There is solid reasoning for applying sea-going concepts to shore based tasks. In fact, the Navy teaches this from day one. In boot camp, your barracks is called a ship. The mop is a swab and the floor is the deck. You sleep in a rack. You enter the building (ship) through the quarterdeck. You eat on the mess decks.
In “A” schools throughout the Navy, similar concepts are applied. A young Sailor’s vernacular will make a nautical shift from which it will likely never change, regardless of the length of their career. Many elderly Navy veterans of fewer than five years total service still use the “head”, go upstairs using a ”ladder” and correct verbal miscues with “belay my last”.
Why all the land-based focus on ship life?
To me, and I suspect to the folks who write Navy training doctrine, it is a matter of readiness. There are so many soul-deep transformations a Sailor must make from their first day assigned to a ship. It is not like anything else they will ever deal with. The very core of their decision-making processes will be flipped on its axis. Their resolve, courage, commitment, professionalism and even integrity will be challenged more than they ever thought possible. To make those burdens easier to bear, a Sailor must understand the fundamental points of ship life before ever crossing the brow.
Good habits of communication, work ethic, procedure and discipline need to be second nature to a Sailor reporting to a ship for the first time. There will be no time to learn these things on the fly.
A good example, and indeed the example that inspired this note, is my observation of the excessive use of email as a primary source of communication for Sailors who have not experienced life on a ship.
I can count on one hand the times I emailed a task directly to a subordinate or a peer on a ship. It just isn’t practical. The chance that they can get to a computer at all is questionable at times, not to mention the constant lack of internet/email access. The fact that their common access card will be regularly locked out of the system just adds to the chances that an important email has only a small chance of getting read before a task deadlines.
Instead, I relied on myfeet.com. All of us did. It wasn’t always easy, as the person you need to talk to is never just standing beside you when you need to task them. They are, by default, almost always somewhere inconvenient (smoke deck, mess decks, head, berthing, flight deck, top of the 0-10 level taking photos). It does not matter. They must be tracked down and the message must be delivered. Right Now.
My observation with email is that the “fire and forget” nature of it leads to tasks going undone, and hurts accountability.

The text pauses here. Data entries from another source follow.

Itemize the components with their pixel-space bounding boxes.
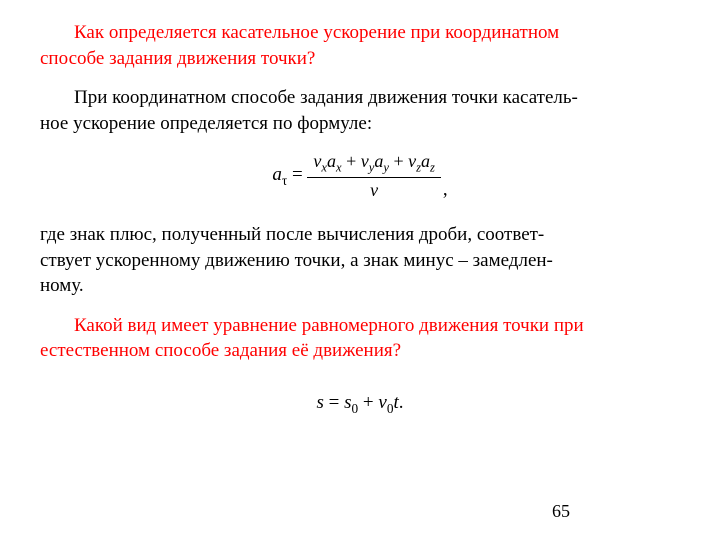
formula-uniform-motion: s = s0 + v0t. (40, 392, 680, 417)
answer-1-intro: При координатном способе задания движени… (40, 85, 680, 136)
a2-line2: ствует ускоренному движению точки, а зна… (40, 250, 553, 271)
f1-lhs-var: a (272, 164, 282, 185)
question-1: Как определяется касательное ускорение п… (40, 20, 680, 71)
a1-line1: При координатном способе задания движени… (74, 87, 578, 108)
page-number: 65 (552, 501, 570, 522)
q1-line2: способе задания движения точки? (40, 48, 315, 69)
f1-denominator: v (307, 178, 441, 202)
f1-numerator: vxax + vyay + vzaz (307, 151, 441, 179)
a1-line2: ное ускорение определяется по формуле: (40, 113, 372, 134)
answer-1-tail: где знак плюс, полученный после вычислен… (40, 222, 680, 299)
formula-tangential-acceleration: aτ = vxax + vyay + vzaz v , (40, 151, 680, 202)
a2-line1: где знак плюс, полученный после вычислен… (40, 224, 544, 245)
q2-line2: естественном способе задания её движения… (40, 340, 401, 361)
q2-line1: Какой вид имеет уравнение равномерного д… (74, 315, 584, 336)
page: Как определяется касательное ускорение п… (0, 0, 720, 540)
q1-line1: Как определяется касательное ускорение п… (74, 22, 559, 43)
question-2: Какой вид имеет уравнение равномерного д… (40, 313, 680, 364)
f1-lhs-sub: τ (282, 173, 287, 188)
a2-line3: ному. (40, 275, 84, 296)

The other thing it hurts is leadership. Leadership at sea REQUIRES face-to-face tasking. It REQUIRES leaders and subordinates to have complete, concise communication. The ship itself survives on that very principle. Getting into the habit of communicating with your leaders, subordinates and peers strictly by email is robbing you of a chance to develop and perfect the skill of face-to-face communication.
Sure, I understand that it does not matter all that much if you send someone an email telling them what time you will be finished with a job, rather than walk over and tell them. Apply the same concept on a ship during a medical emergency, fire, flood or other critical evolution and things can get ugly in a hurry. Think those things are rare and don’t happen to folks in your rate?
I responded to two floods (real ones), two fires, three toxic gas leaks, two accidental deaths and a suicide. In an 18-month period of time. I am a Mass Communication Specialist, not a Damage Controlman.
Email is one thing. I could mention many others: lack of common courtesy, lack of initiative, laziness, lack of enthusiasm, poor attitude, etc.
“But we’re not on a ship. Ill make that adjustment when I get there. Let me enjoy shore duty.”
Shipmate, your shore duty is made possible by the brave men and women who are being forced to do the things I am asking of you. The least you can do is make sure you do all you can to prepare to relieve them properly.